Salonen: Out of Nowhere - Violin Concerto; Nyx

by John Garratt

5 December 2012

Esa-Pekka Salonen has an absolute masterpiece on his hands. And thanks to Deutsche Grammophon, it can be in your hands too.
Esa-Pekka Salonen 
cover art

Leila Josefowicz/Esa-Pekka Salonen

Salonen: Out of Nowhere - Violin Concerto; Nyx

(Deutsche Grammophon)
US: 16 Oct 2012
UK: 24 Sep 2012

Calling Esa-Pekka Salonen a modern-day Leonard Bernstein may sound like a big puff of hot air, but it’s not entirely inaccurate either. Bernstein’s reputation as a steadfast conductor was easily rivaled by his reputation as a composer. From the author of Chichester Psalms and West Side Story came authoritative recordings of Shostakovich’s fifth and ninth symphonies and key lectures on Charles Ives and the infamous “The Unanswered Question”. Esa-Pekka Salonen is perfectly positioned to snatch the conductor/composer crown at this point in time.
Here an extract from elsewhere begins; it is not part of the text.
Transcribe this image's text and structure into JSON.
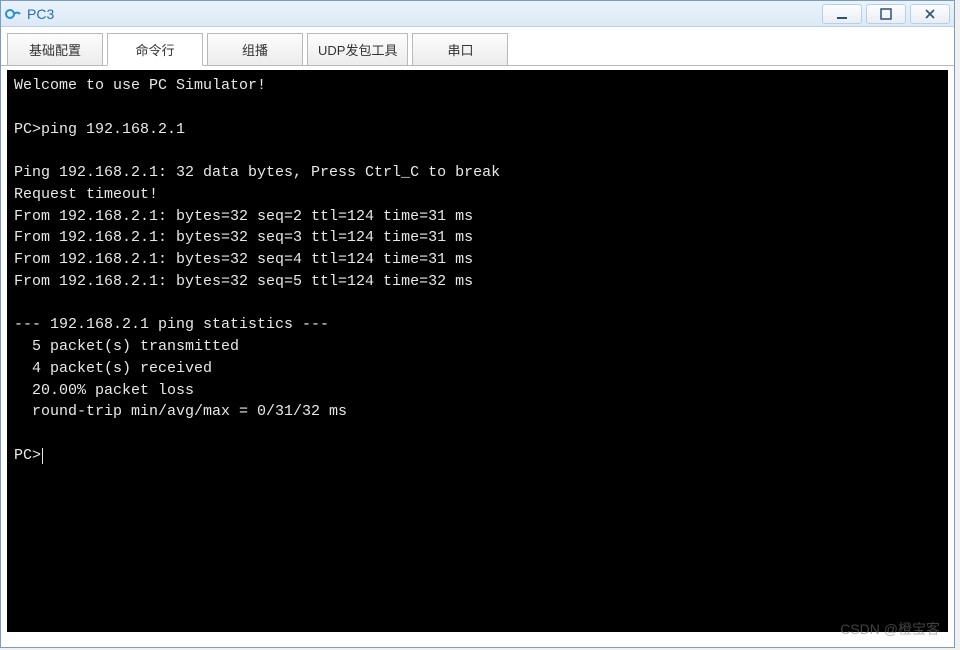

Not only did he pay his dues by waving the baton for works by Stravinsky, Prokofiev, Shostakovich and John Adams, he also snagged the Grawemeyer Prize for his 2009 “Violin Concerto”. This concerto, written with violinist Leila Josefowicz in mind, is the feature presentation on Salonen: Out of Nowhere - Violin Concerto; Nyx. This is classical music that bleeds. It quivers with a human pulse that was left for dead after the romantics faded out. It’s an aesthetic that did not die, it just laid dormant as the technical students resurrected the old while the modernists deconstructed the new. If a slew of post-millennial pop bands have made it safe to “rock out” again, Esa-Pekka Salonen has made it safe to emote again, to plunge caverns and goose the spine with a gentle swipe of the scale. I’m not saying that Leonard Bernstein has met his match, I’m just asking you to tune in here, because this is great.
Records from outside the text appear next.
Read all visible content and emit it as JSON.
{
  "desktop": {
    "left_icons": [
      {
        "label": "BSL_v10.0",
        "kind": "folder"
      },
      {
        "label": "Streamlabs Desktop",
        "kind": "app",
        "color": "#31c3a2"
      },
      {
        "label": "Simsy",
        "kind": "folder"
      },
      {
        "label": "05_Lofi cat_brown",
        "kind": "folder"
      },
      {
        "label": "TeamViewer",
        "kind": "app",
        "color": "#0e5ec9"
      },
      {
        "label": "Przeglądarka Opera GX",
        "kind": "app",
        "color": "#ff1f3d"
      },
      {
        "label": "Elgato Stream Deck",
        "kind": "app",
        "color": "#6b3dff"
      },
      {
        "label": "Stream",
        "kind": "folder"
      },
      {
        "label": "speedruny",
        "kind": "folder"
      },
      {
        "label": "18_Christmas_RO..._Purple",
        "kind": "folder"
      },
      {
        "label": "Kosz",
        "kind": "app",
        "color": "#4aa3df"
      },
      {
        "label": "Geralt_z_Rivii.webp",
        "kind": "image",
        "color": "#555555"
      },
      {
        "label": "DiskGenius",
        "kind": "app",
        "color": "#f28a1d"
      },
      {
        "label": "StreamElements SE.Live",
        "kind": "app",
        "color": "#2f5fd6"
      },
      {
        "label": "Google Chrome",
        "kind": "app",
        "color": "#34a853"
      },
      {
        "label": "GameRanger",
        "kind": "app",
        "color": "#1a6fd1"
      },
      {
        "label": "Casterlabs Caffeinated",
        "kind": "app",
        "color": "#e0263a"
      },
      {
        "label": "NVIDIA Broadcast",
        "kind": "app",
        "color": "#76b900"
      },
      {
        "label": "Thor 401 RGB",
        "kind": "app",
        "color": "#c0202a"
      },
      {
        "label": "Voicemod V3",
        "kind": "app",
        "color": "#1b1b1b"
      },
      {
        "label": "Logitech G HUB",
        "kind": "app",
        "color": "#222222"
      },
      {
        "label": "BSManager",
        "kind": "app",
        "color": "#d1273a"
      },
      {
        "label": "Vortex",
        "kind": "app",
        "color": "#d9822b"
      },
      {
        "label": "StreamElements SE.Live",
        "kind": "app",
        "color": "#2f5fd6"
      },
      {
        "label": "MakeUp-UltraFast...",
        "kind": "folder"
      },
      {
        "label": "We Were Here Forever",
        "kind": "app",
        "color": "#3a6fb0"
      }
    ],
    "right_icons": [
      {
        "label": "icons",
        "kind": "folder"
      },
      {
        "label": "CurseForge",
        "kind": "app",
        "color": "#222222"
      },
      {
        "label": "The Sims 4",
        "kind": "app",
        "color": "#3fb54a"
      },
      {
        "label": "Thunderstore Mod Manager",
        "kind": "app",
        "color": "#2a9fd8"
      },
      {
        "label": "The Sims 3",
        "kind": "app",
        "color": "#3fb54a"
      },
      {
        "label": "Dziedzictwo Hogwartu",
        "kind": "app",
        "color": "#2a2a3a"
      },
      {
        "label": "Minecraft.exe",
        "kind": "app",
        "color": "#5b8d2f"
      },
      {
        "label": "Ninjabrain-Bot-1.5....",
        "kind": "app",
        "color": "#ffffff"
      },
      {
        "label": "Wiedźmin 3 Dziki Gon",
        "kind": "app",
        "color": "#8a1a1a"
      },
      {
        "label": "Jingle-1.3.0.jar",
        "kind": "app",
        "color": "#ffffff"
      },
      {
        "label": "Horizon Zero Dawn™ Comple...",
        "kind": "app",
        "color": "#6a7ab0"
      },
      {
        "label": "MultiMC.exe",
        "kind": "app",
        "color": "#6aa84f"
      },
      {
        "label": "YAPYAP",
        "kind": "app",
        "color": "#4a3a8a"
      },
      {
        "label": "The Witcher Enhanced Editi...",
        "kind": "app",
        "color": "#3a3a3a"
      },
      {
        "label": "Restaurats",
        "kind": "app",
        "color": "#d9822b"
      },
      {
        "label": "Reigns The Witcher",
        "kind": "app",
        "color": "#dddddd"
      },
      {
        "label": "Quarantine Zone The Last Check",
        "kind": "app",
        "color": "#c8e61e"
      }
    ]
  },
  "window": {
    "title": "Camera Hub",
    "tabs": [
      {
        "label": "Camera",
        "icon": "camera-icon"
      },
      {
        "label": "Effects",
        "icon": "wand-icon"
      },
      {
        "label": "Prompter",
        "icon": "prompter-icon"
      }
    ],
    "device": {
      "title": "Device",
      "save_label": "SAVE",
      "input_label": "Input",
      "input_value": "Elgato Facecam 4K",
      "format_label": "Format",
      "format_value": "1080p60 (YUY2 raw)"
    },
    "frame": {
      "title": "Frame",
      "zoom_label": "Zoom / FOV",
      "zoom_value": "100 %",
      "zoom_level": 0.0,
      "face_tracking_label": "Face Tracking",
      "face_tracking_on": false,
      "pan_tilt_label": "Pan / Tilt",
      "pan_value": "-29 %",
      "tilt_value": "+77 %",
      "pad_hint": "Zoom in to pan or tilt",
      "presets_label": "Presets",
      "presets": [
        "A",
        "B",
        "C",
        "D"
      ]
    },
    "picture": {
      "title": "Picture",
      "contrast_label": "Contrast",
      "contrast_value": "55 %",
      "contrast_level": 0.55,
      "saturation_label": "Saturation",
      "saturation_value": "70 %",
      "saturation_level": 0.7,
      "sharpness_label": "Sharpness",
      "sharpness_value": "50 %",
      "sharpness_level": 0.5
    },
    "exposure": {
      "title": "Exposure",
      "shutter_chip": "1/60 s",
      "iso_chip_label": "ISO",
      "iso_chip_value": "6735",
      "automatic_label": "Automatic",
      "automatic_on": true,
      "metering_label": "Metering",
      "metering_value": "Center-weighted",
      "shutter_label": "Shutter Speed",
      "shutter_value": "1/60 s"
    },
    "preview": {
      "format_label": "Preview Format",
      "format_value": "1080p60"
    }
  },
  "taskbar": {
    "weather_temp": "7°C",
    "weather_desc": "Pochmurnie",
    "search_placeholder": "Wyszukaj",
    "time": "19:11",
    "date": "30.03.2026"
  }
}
Salonen teams up with Josefowicz and the Finnish Radio Symphony Orchestra to nail down the “Violin Concerto” in addition to the composition “Nyx”, named for the Greek goddess of night. A more perfect piece of cover art could not have been found. The album’s name refers to the pencil markings Salonen and Josefowicz made to the score while rehearsing (?), but the swirling black cloud on the front personifies dark presences, like the death bags in Stephen King’s Insomnia. To call the orchestra swells cinematic is an understatement. When the low triads crescendo into the mix at the 2:15 mark of the first movement, you know that some weighty critters are out and about. Sometimes they skitter to and fro and sometimes they drop in from the sky, landing in front of you and thereby scaring the living Wagner out of you.

The duties of the Finnish Radio Symphony Ochestra and Leila Josefowicz are more intertwined than most other violin concerti you may know. It’s not a matter of the orchestra introducing the themes followed by the soloist strutting her stuff between transitional parts. Rather, they are of the same blob. Josefowicz’s voice is always there, occasionally competing with the orchestra as she does at the end of the second movement. At other times, she has more of a leading role while the orchestra acts as that ever reliable mattress. These passages are so well masked that, even after many listens, you will never find yourself keeping score of who spent how much time in the limelight. The orchestra can be both tender and brutal on Out of Nowhere. Less noticeable are the violin lines Salonen has Josefwicz playing, arcing, and jumping over odd harmonic intervals like a hurdle race during an earthquake. Esa-Pekka Salonen gets bragging rights for this because he pulls it all together as if it weren’t meant for any other vehicle. It sounds like all of those pencil markings were worth it. “Violin Concerto” can stop traffic…or the earth’s axis.

“Nyx” is a different, though not altogether incongruous, matter. Since it is 19 minutes long, whereas the concerto sits at a comfortable 29 minutes or so, it builds at a different pace and places its priorities in different places. Orchestral tension still exists, but it’s protracted in the ever-so-slightest bit. Quiet passages glide by even more quietly, as during the clarinet soliloquy. The mood it batted from somber and dark to jumpy and slightly confused. Salonen himself says it best, really: “She is an extremely nebulous figure altogether; we have no sense of her character or personality. It is this very quality that has long fascinated me and made me decide to name my new orchestral piece after her.” Isn’t that the truth.

Out of Nowhere - Violin Concerto; Nyx is an achievement of compositional vision and the feats accomplished when so many egos know just the right manner in which to collide. Now, let’s all stop dancing about architecture and leap onto the classical zeitgeist train before we miss it this time around.